2. The method of using dCas9 system to regulate gene expression includes the following steps:

A. the strains used and their codon preference need to be determined;

B. according to the preference of the amino acid codon and the dCas9 gene sequence, the selected amino acid and the rare codon thereof are determined, the codon of the corresponding amino acid in the gene to be regulated is replaced by the corresponding rare codon, and the sequence is artificially synthesized again by using a PCR method;

C. connecting the gene sequence artificially synthesized in the step 2 with a plasmid vector 1, transferring the connecting product into a sensitive cell, selecting a correct single colony through PCR verification, storing a bacterial liquid, and extracting the plasmid 1;

D. designing sgRNA targeting a gene required to be regulated, connecting a sgRNA expression frame to a vector 2 by utilizing PCR (polymerase chain reaction), transferring a connecting product into a sensitive cell, selecting a correct single colony through PCR verification, preserving bacterial liquid, and extracting a plasmid 2;

E. and (3) transforming the two plasmids extracted in the step (3) and the step (4) into the same competent cell, coating a flat plate, selecting a single colony, inoculating the single colony into a culture medium for culture, supplementing corresponding amino acid, and detecting the expression of the regulatory gene.

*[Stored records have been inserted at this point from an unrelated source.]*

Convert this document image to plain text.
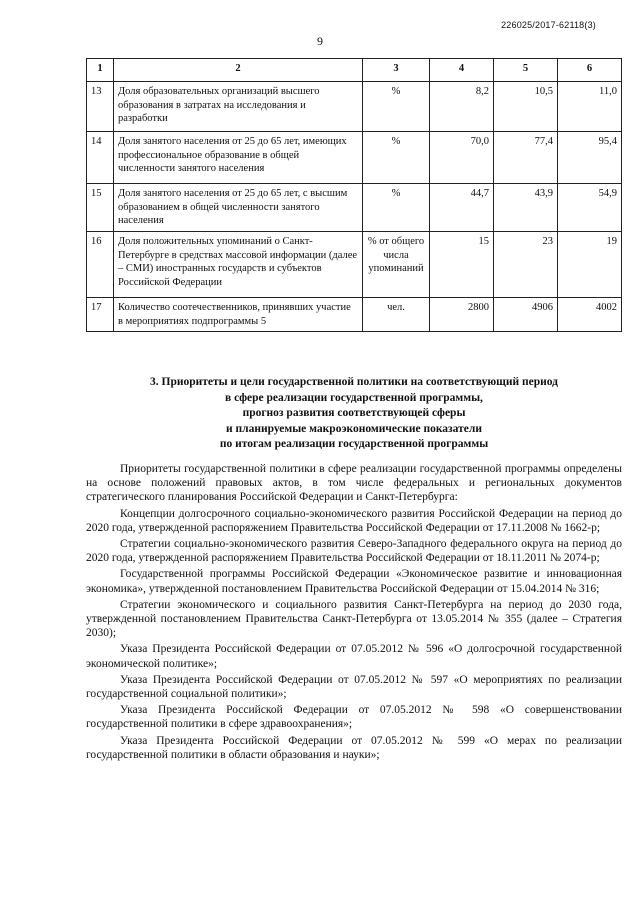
226025/2017-62118(3)
9
1	2	3	4	5	6
13	Доля образовательных организаций высшего образования в затратах на исследования и разработки	%	8,2	10,5	11,0
14	Доля занятого населения от 25 до 65 лет, имеющих профессиональное образование в общей численности занятого населения	%	70,0	77,4	95,4
15	Доля занятого населения от 25 до 65 лет, с высшим образованием в общей численности занятого населения	%	44,7	43,9	54,9
16	Доля положительных упоминаний о Санкт-Петербурге в средствах массовой информации (далее – СМИ) иностранных государств и субъектов Российской Федерации	% от общего числа упоминаний	15	23	19
17	Количество соотечественников, принявших участие в мероприятиях подпрограммы 5	чел.	2800	4906	4002
3. Приоритеты и цели государственной политики на соответствующий период
в сфере реализации государственной программы,
прогноз развития соответствующей сферы
и планируемые макроэкономические показатели
по итогам реализации государственной программы

Приоритеты государственной политики в сфере реализации государственной программы определены на основе положений правовых актов, в том числе федеральных и региональных документов стратегического планирования Российской Федерации и Санкт-Петербурга:

Концепции долгосрочного социально-экономического развития Российской Федерации на период до 2020 года, утвержденной распоряжением Правительства Российской Федерации от 17.11.2008 № 1662-р;

Стратегии социально-экономического развития Северо-Западного федерального округа на период до 2020 года, утвержденной распоряжением Правительства Российской Федерации от 18.11.2011 № 2074-р;

Государственной программы Российской Федерации «Экономическое развитие и инновационная экономика», утвержденной постановлением Правительства Российской Федерации от 15.04.2014 № 316;

Стратегии экономического и социального развития Санкт-Петербурга на период до 2030 года, утвержденной постановлением Правительства Санкт-Петербурга от 13.05.2014 № 355 (далее – Стратегия 2030);

Указа Президента Российской Федерации от 07.05.2012 № 596 «О долгосрочной государственной экономической политике»;

Указа Президента Российской Федерации от 07.05.2012 № 597 «О мероприятиях по реализации государственной социальной политики»;

Указа Президента Российской Федерации от 07.05.2012 № 598 «О совершенствовании государственной политики в сфере здравоохранения»;

Указа Президента Российской Федерации от 07.05.2012 № 599 «О мерах по реализации государственной политики в области образования и науки»;
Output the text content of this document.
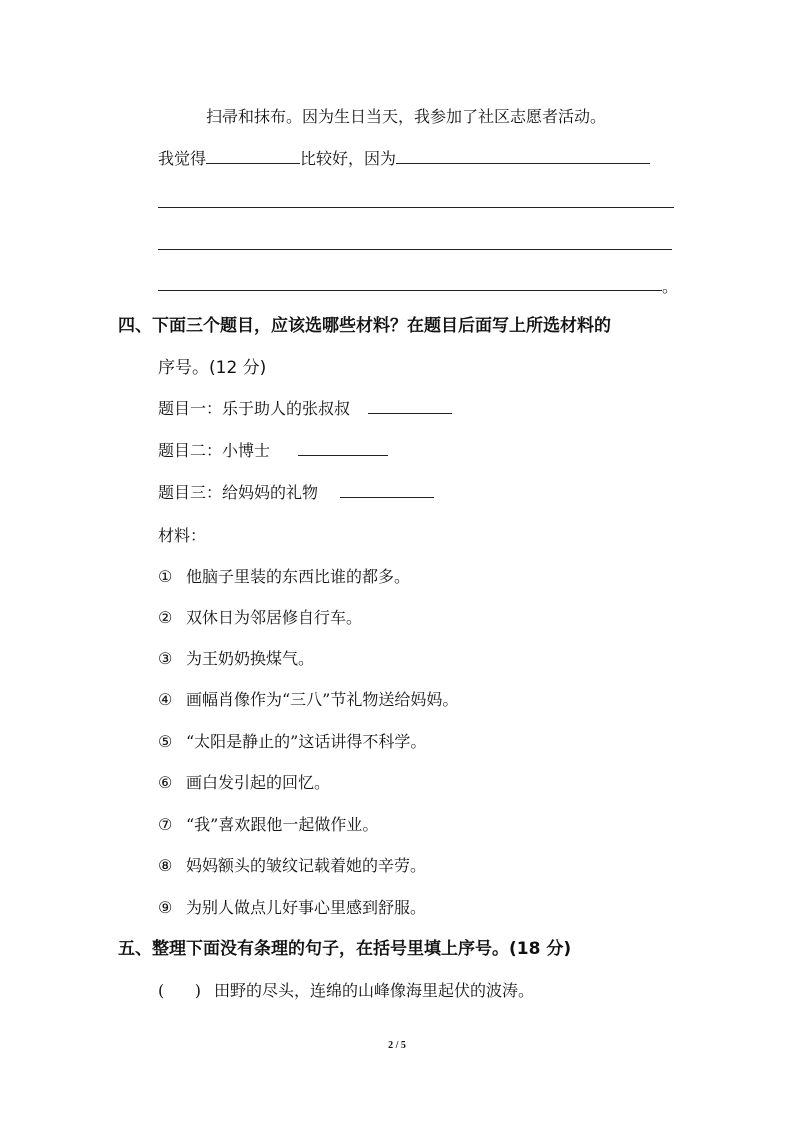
扫帚和抹布。因为生日当天，我参加了社区志愿者活动。
我觉得	比较好，因为
。
四、下面三个题目，应该选哪些材料？在题目后面写上所选材料的
序号。(12 分)
题目一：乐于助人的张叔叔
题目二：小博士
题目三：给妈妈的礼物
材料：
① 他脑子里装的东西比谁的都多。
② 双休日为邻居修自行车。
③ 为王奶奶换煤气。
④ 画幅肖像作为“三八”节礼物送给妈妈。
⑤ “太阳是静止的”这话讲得不科学。
⑥ 画白发引起的回忆。
⑦ “我”喜欢跟他一起做作业。
⑧ 妈妈额头的皱纹记载着她的辛劳。
⑨ 为别人做点儿好事心里感到舒服。
五、整理下面没有条理的句子，在括号里填上序号。(18 分)
(      ) 田野的尽头，连绵的山峰像海里起伏的波涛。
2 / 5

3. The method of claim 1 or 2, wherein in step (a), the rare codon is any codon that can insert an amino acid into a peptide chain relative to the strain, and the screenable range is applicable to, but not limited to, microorganisms.

4. The method according to claim 1 or 2, wherein in step (B), the rare codons used comprise all the rare codons in a specific species.

5. The method for regulating gene expression using the novel dCas9 system according to claim 1 or 2, wherein in step (E), the amino acid is added in the form of a rare codon contained in the specific microorganism.